Perera notes regulatory hurdles for whole- food supplements in Australia as well. “Given food-based or whole-food supplements often include synthetic vitamin substrates alongside or in combination with food ingredients,” there is no clear direction on how to develop and substantiate claims for each ingredient, or how to categorize specific ingredients transformed in processing, he says.
Focus on the home front
Given the labyrinthine environment that exists domestically, let alone internationally, most U.S.-based whole-foods supplement manufacturers are still focused on North America. “We’re smaller, so we have to focus on what we’re doing in a deep way and just keep our head down,” says Garner. “We don’t have the resources to do every market. We’ve chosen to focus on the U.S. and Canada. International expansion is something we still want to pursue, but the regulatory environment is complex, and it would be a pretty big resource drain.’

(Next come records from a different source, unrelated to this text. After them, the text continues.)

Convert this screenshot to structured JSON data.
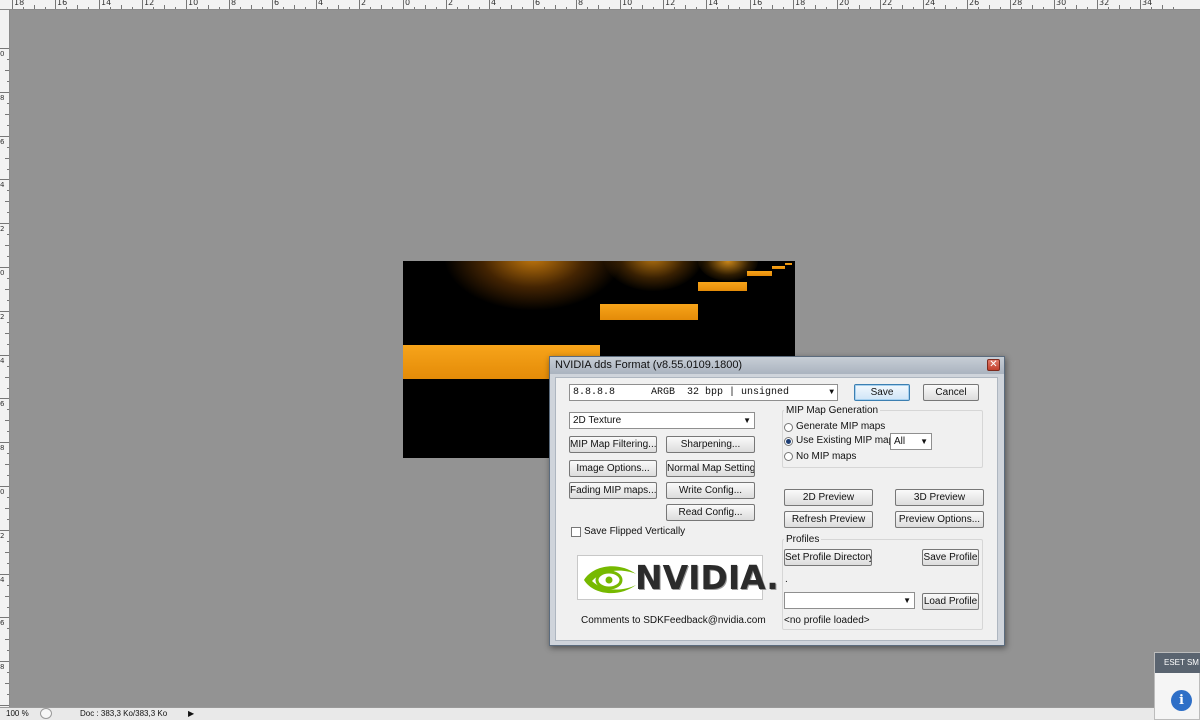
{
  "ruler": {
    "top_labels": [
      "18",
      "16",
      "14",
      "12",
      "10",
      "8",
      "6",
      "4",
      "2",
      "0",
      "2",
      "4",
      "6",
      "8",
      "10",
      "12",
      "14",
      "16",
      "18",
      "20",
      "22",
      "24",
      "26",
      "28",
      "30",
      "32",
      "34"
    ],
    "left_labels": [
      "0",
      "8",
      "6",
      "4",
      "2",
      "0",
      "2",
      "4",
      "6",
      "8",
      "0",
      "2",
      "4",
      "6",
      "8",
      "2"
    ]
  },
  "dialog": {
    "title": "NVIDIA dds Format (v8.55.0109.1800)",
    "close_glyph": "✕",
    "format_select": "8.8.8.8      ARGB  32 bpp | unsigned",
    "save_label": "Save",
    "cancel_label": "Cancel",
    "texture_type": "2D Texture",
    "buttons": {
      "mip_filtering": "MIP Map Filtering...",
      "sharpening": "Sharpening...",
      "image_options": "Image Options...",
      "normal_map": "Normal Map Settings...",
      "fading": "Fading MIP maps...",
      "write_config": "Write Config...",
      "read_config": "Read Config..."
    },
    "save_flipped_label": "Save Flipped Vertically",
    "mip": {
      "group_label": "MIP Map Generation",
      "generate": "Generate MIP maps",
      "use_existing": "Use Existing MIP maps",
      "none": "No MIP maps",
      "count_value": "All"
    },
    "preview": {
      "preview_2d": "2D Preview",
      "preview_3d": "3D Preview",
      "refresh": "Refresh Preview",
      "options": "Preview Options..."
    },
    "profiles": {
      "group_label": "Profiles",
      "set_dir": "Set Profile Directory",
      "save": "Save Profile",
      "dot": ".",
      "load": "Load Profile",
      "status": "<no profile loaded>"
    },
    "logo_text": "NVIDIA.",
    "comments": "Comments to SDKFeedback@nvidia.com"
  },
  "statusbar": {
    "zoom": "100 %",
    "doc": "Doc : 383,3 Ko/383,3 Ko",
    "arrow": "▶"
  },
  "eset": {
    "header": "ESET SM",
    "info_glyph": "i"
  },
  "colors": {
    "workspace": "#939393",
    "amber": "#f7a41a",
    "nvidia_green": "#76b900",
    "accent_button": "#3c7fb1"
  }
}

It’s a sentiment echoed at MegaFood. “We have some partners overseas, and some great partners in Canada that we can grow with, but actively looking to expand is not a focal point for us at this time,” says Dan Pearce, vice president at MegaFoods, noting the U.S. comprises about half the global market and the regulations here are very straightforward. “If you’re growing significantly in the U.S., the focal point is probably not going to be going overseas because it’s adding another layer of work. Growing 26 % this year on top of 20% last year—it takes resources away to go look at that in detail.”

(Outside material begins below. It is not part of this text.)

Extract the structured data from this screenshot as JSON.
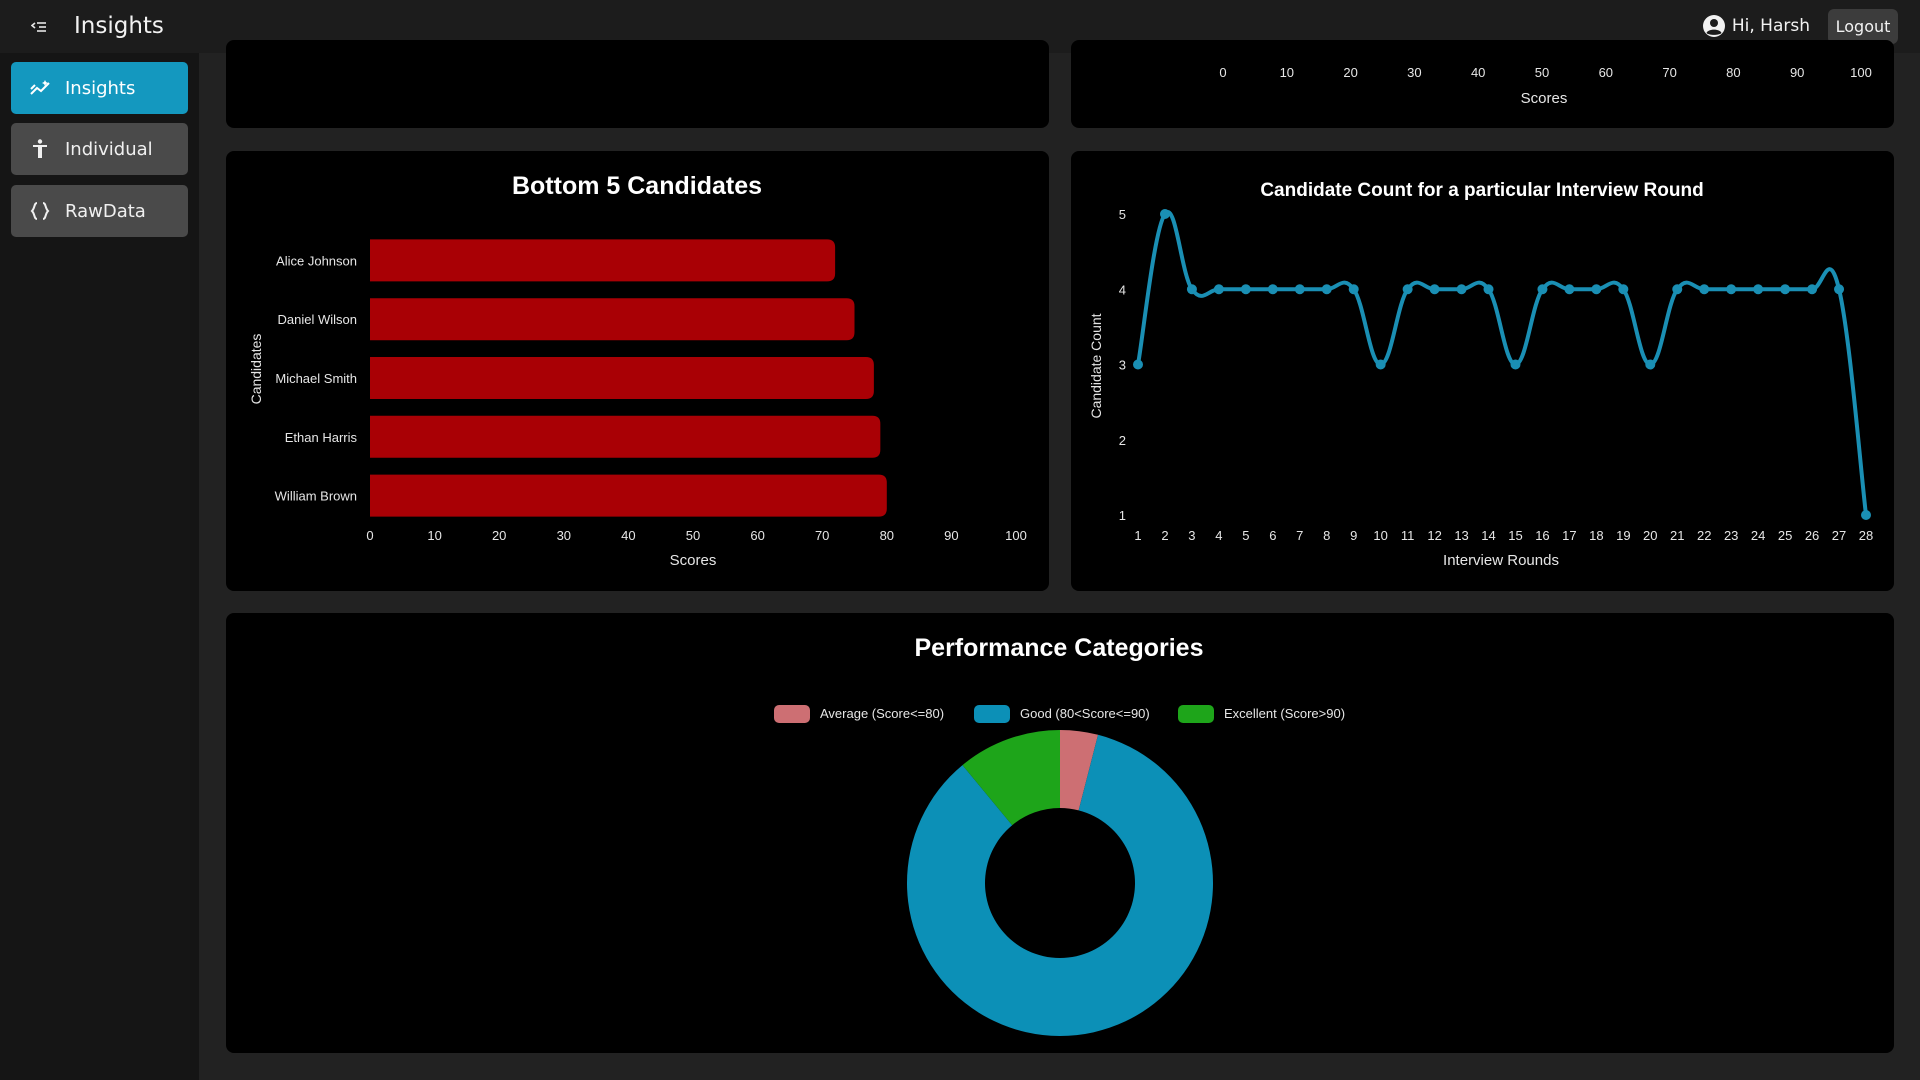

Craven agrees. “It comes down to resources. If you ask a billion-dollar company in our space, and a company our size, they’re going to have very different perspectives,” he says. “As we grow and have more resources, the global opportunity looks better. Where small companies get into trouble is when they wade into the water without understanding the risk.s”
Building the future
Just as manufacturers need to investigate the regulatory and cultural aspects of international markets, the importance of educating consumers there can’t be overstated.
“If someone in the U.S. had walked into a GNC or a Costco or Walgreen’s years ago, they wouldn’t have had an appreciation of the difference” between whole-food supplements and traditional supplements, Blair says. “Internationally, it’s going to take a similar amount of time as it took here for consumers to understand the value and differentiate whole-food products from traditional vitamins and minerals.”